European court says Rights of Turkish teacher jailed for using a messaging app were violated

European Court of Human Rights (ECHR) on Tuesday, the previous ruling was "based decisively" on claims that he used the app

A European court has ruled that a court ruling that handed a Turkish teacher six years in jail for using a messaging application was not fair.

This comes six years after the tutor was jailed.

According to a decision by the European Court of Human Rights (ECHR) on Tuesday, the previous ruling was "based decisively" on claims that he used the app as a follower of Gulen.

The court says his rights were violated because the case against him relied mostly on his use of an encrypted messaging application.
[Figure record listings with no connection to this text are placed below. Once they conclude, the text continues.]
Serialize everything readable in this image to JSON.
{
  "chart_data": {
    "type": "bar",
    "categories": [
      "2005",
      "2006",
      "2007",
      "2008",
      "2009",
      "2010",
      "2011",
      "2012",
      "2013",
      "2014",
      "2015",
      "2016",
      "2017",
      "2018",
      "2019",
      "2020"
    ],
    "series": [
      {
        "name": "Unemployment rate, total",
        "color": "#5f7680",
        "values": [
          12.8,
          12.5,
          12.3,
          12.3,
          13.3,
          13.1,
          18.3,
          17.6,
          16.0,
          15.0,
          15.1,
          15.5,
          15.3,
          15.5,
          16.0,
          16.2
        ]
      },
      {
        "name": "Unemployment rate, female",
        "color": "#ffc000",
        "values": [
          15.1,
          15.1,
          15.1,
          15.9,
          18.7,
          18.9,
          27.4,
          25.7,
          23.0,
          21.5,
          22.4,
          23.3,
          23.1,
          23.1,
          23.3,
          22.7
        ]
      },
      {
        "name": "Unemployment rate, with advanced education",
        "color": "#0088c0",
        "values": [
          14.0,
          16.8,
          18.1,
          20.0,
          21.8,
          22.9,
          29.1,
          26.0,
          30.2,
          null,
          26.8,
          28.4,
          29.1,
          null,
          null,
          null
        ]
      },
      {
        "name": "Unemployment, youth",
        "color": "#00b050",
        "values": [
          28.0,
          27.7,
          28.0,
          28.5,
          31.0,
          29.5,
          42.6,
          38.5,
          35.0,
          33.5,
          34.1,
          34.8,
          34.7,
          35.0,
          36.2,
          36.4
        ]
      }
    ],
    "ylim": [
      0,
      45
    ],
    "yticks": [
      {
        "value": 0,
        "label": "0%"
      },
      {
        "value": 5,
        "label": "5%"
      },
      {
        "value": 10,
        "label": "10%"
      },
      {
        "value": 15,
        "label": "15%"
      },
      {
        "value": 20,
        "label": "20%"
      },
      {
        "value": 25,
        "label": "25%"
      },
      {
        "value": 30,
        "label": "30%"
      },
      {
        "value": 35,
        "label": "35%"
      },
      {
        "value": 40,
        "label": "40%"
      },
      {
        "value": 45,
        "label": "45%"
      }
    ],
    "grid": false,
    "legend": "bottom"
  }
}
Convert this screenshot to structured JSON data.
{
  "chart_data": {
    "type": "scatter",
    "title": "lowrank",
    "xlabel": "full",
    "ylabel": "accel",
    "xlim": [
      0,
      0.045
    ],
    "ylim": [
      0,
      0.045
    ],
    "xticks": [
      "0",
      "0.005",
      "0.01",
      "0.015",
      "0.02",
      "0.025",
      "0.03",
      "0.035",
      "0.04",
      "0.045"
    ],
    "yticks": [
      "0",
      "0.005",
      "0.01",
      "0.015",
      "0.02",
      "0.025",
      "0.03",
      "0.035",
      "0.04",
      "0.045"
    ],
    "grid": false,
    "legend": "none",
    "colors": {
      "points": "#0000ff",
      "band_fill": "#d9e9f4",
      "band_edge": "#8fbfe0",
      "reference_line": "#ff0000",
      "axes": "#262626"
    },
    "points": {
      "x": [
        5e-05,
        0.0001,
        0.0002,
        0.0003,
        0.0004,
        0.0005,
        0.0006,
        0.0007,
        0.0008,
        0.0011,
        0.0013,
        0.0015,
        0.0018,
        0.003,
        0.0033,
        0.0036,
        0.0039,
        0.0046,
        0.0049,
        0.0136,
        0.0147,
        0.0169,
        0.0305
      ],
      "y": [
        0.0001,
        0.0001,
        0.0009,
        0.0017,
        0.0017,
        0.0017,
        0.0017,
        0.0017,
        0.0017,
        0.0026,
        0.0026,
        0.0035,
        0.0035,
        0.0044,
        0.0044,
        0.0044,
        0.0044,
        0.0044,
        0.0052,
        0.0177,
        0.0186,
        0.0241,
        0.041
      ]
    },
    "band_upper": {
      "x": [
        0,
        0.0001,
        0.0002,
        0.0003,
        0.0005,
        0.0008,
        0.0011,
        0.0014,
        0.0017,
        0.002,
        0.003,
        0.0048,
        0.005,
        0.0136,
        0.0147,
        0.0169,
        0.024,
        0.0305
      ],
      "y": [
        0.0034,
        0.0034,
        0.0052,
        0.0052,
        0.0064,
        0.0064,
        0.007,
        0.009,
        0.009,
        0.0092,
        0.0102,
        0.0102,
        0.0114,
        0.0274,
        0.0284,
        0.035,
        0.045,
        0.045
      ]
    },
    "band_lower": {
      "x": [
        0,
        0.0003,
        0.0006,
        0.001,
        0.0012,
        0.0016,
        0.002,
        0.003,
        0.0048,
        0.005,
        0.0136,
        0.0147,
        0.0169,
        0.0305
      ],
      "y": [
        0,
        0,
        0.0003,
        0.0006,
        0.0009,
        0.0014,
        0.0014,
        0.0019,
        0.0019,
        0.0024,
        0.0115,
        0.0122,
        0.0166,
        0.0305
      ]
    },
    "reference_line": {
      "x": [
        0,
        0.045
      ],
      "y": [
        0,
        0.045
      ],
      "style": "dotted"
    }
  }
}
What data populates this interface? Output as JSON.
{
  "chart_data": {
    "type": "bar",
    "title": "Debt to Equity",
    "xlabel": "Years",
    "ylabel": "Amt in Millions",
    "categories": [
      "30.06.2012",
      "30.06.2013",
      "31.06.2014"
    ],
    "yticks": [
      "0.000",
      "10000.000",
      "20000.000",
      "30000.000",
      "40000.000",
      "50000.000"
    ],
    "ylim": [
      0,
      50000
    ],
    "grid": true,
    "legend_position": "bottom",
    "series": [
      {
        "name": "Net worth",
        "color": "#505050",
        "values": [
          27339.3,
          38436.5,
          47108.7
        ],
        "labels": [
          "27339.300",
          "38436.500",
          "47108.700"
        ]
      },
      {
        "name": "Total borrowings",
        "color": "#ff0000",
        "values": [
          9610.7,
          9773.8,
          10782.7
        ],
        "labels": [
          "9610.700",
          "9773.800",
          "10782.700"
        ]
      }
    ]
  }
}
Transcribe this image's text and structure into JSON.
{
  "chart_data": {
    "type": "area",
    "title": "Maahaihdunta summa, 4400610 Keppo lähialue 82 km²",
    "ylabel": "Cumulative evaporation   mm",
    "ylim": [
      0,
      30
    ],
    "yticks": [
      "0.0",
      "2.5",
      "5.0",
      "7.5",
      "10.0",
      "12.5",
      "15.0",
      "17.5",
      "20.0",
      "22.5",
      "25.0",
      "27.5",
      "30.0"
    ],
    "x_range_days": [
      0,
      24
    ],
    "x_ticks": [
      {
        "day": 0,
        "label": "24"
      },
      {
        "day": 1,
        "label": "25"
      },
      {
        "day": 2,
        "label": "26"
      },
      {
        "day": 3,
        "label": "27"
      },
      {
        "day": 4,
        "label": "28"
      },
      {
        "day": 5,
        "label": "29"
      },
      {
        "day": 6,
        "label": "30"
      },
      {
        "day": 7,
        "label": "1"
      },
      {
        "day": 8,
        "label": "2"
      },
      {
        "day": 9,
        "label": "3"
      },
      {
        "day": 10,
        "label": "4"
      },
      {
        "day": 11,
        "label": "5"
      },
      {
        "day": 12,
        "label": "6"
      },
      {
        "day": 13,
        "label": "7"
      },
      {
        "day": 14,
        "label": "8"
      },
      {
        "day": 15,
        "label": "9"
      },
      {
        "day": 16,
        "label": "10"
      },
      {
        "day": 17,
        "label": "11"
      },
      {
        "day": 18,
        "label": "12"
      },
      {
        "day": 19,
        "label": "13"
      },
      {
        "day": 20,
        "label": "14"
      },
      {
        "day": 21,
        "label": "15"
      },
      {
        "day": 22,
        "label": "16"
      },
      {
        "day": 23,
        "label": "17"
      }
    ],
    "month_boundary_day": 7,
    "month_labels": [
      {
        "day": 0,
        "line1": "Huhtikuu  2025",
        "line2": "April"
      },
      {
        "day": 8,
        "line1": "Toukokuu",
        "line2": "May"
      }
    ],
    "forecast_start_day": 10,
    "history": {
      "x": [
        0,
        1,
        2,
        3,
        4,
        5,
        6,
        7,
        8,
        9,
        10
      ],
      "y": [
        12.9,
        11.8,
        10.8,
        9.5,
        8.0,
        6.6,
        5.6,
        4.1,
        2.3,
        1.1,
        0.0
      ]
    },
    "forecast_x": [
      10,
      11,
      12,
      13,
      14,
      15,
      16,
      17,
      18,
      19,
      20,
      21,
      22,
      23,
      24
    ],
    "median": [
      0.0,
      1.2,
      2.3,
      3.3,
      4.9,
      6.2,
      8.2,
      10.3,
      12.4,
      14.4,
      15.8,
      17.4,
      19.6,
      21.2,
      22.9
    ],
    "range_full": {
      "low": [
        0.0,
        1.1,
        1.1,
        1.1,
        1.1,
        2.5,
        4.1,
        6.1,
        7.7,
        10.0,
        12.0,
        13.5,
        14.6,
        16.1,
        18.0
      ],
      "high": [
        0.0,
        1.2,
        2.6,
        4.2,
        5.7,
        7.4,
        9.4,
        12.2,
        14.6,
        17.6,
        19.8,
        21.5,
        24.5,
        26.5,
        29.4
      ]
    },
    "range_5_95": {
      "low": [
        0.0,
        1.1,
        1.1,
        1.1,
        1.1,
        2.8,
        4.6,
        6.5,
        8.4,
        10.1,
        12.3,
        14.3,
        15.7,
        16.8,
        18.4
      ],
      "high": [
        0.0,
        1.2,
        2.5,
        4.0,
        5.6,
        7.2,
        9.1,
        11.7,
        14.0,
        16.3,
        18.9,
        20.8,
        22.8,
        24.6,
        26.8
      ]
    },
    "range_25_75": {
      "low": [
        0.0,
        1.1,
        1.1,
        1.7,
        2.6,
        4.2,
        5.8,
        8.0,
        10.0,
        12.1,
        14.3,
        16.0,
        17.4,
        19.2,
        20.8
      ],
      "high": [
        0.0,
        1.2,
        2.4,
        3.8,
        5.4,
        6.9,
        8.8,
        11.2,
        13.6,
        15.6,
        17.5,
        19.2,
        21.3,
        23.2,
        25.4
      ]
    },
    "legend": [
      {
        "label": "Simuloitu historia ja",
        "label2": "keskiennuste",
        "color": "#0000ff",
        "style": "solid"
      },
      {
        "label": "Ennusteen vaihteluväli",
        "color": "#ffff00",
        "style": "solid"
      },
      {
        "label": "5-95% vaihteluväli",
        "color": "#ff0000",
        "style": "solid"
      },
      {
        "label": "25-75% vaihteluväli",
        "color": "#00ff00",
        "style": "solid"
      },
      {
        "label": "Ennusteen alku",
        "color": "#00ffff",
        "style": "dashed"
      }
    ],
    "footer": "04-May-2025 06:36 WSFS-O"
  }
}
Additionally, the court said that the former teacher allegedly used a Bank Asya account, a lender started by Gulen followers though seized by the government in 2015.

Yuksel Yalcinkaya, a Turkish teacher found himself in a predicament which landed him in six years’ imprisonment after using ByLock, an encrypted messaging app.

According to Turkish courts, this app was designed by a United States-based cleric Fethullah Gulen, who is associated with terrorism, to be used by members of his movement.

In July 2016, Turkey experienced an attempted coup during which 251 people were killed as pro-coup elements of the military fired at crowds and bombed state buildings.

More than 30 people who were suspected of fueling the coup were killed and thousands of others were arrested, among them Yalcinkaya.

Yalcinkaya, who comes from the Kayseri province in central Anatolia, was convicted in 2017 for associating himself with the terrorist organization after he was found using Bylock.

The teacher was sentenced to six years and three months in prison.

He was also a member of a trade union and educators' group, which according to the Turkish government was affiliated with the cleric.

"There are currently approximately 8,500 applications on the ECHR's docket involving similar complaints," it said adding that Yalcinkaya's ruling violated his right to a fair trial, freedom of assembly and due process.

However, Turkish Minister for Justice Yılmaz Tunç took to his social media account to say that ECHR exceeded its authority by giving such a verdict on the case.

“It is unacceptable for the ECHR to exceed its authority and give a verdict of violation by examining the evidence on a case in which our judicial authorities at all levels deem the evidence sufficient,” read part of his post on X.